Indeed, emissions from aircraft and other emission sources at an airport have an effect on the local air quality (LAQ): in particular, emissions of nitrogen oxides (NOx), volatile organic compounds (VOCs), carbon monoxide (CO) and particulate matter (PM) are the most important contributors on LAQ concerns. However, the airport is not the only source of emissions. Usually airports are surrounded by road networks and supplied by power stations and other industrial facilities. The airport is therefore not the only, and often not even the major source, responsible for all the air pollution measured in the area. The pragmatic solution to understanding the contribution of an airport to the measured air quality at any point around it, is through modelling.

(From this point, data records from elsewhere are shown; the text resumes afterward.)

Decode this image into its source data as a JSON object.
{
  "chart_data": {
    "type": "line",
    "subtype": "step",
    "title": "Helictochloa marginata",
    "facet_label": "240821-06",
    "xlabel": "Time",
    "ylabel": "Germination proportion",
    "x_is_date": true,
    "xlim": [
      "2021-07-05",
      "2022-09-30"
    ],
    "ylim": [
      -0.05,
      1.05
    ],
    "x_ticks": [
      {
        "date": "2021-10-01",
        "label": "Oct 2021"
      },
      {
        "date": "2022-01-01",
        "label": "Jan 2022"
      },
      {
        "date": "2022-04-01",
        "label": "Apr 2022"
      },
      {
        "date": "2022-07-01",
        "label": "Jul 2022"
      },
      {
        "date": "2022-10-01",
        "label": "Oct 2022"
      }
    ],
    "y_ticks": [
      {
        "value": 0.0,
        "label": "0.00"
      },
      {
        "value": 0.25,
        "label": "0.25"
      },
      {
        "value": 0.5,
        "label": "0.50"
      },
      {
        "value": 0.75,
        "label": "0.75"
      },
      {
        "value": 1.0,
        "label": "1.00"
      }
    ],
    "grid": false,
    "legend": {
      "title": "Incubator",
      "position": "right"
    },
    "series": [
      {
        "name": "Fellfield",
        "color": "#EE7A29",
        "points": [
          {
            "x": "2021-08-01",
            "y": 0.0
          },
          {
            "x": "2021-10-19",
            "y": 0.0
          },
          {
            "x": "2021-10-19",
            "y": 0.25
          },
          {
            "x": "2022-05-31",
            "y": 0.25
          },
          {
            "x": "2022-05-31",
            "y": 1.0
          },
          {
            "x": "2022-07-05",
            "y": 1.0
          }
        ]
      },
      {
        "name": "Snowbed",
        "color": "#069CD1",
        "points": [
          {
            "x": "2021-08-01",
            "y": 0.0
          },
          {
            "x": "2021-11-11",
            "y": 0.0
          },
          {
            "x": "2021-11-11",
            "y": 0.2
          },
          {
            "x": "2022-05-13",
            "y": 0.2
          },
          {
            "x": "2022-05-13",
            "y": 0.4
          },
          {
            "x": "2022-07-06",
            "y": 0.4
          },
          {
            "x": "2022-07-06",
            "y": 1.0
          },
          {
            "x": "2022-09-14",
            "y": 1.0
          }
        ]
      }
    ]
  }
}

Combining the Emissions inventory with dispersion models can be used to assess the current or the forecast LAQ for planned projects.
Knowing what are the critical pollutants and where the concentration is close or higher than regulated limits, is essential to better understand the problem at its source.
New infrastructure projects such as new runways or Terminals can be assessed fr their impact as the geographical distribution of the sources and the amounts will clearly change, as will non airport sources, in particular road traffic, which may have some dependency relationship with any growth of the airport.